(1997; 132 pages) [French] [Spanish]
Capsule, 10 mg
Methoxsalen (8-methoxypsoralen) is a psoralen derivative that occurs naturally in many plants but is prepared synthetically for therapeutic use. When exposed to ultraviolet A irradiation, it forms photochemical conjugates with nucleic acid that inhibit DNA replication.
It is readily absorbed after oral administration and serum levels peak 2-3 hours after ingestion. The drug is rapidly and extensively metabolized and is excreted in the urine.

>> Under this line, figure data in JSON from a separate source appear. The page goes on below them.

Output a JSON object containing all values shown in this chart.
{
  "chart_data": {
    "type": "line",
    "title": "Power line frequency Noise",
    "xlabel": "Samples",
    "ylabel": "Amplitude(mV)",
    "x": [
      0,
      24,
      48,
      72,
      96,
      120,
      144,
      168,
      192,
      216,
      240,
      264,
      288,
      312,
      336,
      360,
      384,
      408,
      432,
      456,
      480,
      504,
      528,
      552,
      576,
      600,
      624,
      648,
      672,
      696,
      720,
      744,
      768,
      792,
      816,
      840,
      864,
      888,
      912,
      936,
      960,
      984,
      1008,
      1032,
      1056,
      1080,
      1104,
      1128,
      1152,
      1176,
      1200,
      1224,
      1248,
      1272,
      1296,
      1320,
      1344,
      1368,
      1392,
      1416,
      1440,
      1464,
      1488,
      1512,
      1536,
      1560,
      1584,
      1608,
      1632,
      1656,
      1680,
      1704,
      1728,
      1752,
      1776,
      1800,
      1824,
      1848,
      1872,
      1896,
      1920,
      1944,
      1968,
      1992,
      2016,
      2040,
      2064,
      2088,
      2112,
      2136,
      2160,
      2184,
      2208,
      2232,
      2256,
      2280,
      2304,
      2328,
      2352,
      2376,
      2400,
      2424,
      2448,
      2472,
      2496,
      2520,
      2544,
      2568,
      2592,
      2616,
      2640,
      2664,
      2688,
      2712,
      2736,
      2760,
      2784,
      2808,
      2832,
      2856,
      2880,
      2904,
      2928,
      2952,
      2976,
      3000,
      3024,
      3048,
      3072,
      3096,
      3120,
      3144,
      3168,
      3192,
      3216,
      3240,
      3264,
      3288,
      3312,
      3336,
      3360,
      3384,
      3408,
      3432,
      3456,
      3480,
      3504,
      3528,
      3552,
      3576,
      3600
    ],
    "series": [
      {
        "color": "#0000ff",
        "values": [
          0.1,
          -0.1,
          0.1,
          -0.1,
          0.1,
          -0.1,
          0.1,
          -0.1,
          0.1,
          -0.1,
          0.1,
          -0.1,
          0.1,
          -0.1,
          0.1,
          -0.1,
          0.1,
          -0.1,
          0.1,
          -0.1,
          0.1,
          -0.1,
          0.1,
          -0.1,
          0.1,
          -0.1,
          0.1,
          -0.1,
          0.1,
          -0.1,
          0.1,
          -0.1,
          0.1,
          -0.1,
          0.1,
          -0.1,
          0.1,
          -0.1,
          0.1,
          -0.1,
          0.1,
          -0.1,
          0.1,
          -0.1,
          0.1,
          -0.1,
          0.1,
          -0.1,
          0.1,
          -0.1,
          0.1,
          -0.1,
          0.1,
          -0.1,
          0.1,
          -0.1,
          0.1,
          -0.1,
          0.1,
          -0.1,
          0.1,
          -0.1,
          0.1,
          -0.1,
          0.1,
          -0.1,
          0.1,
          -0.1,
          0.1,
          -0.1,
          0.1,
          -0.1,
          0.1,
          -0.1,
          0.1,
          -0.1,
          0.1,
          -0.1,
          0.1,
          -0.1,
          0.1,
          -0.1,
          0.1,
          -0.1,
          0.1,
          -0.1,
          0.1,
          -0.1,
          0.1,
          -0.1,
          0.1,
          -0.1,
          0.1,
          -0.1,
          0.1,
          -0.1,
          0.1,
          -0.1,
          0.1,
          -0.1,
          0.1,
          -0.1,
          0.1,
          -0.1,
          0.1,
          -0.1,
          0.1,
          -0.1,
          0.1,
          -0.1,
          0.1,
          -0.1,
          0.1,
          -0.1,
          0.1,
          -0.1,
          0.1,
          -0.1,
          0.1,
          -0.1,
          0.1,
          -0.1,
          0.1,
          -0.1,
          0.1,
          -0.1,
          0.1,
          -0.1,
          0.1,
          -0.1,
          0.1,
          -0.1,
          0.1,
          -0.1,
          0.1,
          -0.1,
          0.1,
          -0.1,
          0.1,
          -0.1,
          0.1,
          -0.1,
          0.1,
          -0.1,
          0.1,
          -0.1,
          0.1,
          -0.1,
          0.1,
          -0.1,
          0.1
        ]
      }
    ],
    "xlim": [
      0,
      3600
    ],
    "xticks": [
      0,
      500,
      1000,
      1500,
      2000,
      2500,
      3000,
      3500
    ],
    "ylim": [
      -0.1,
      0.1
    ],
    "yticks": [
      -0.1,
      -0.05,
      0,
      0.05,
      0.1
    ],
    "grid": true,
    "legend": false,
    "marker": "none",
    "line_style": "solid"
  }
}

Treatment of severe psoriasis refractory to topical therapy in conjunction with controlled exposure to ultraviolet A radiation (PUVA therapy).
Dosage and administration
Adults and children over 12 years: 0.3-0.4 mg/kg administered 2 hours before exposure to ultraviolet A radiation. Between 12 and 24 sessions are usually necessary. The sessions should be given twice or three times weekly (at least 48 hours apart).
• Hypersensitivity to psoralens.
• Pre-existing diseases associated with photosensitivity including porphyria, acute systemic lupus erythematosus and hydroa vacciniforme.
• Age under 12 years.
Treatment should be administered only under the supervision of a physician with special training in photo-chemotherapy.
Protective sunglasses should be worn during therapy and for the following 24 hours in order to avoid the risk of cataract formation.
Patients must be advised to avoid exposure to sunlight for at least 8 hours after therapy.
Gastric discomfort occasionally occurs.
Cheilitis and transient loss of muscle coordination have been reported. Exposure to ultraviolet radiation after methoxsalen therapy may induce a small degree of pigmentation. PUVA therapy carries an increased risk of cutaneous carcinoma in patients with predisposing factors.
Overdosage of methoxsalen or over-exposure to ultraviolet light following methoxsalen administration can result in severe burning and blistering of the skin. The patient should be placed in a darkened room for at least 24 hours or until the cutaneous reaction has subsided, and supportive measures for the treatment of burns should be initiated.
Induction of emesis or gastric lavage is of value when undertaken within a few hours of ingestion.
Capsules should be stored in well-closed containers, protected from light.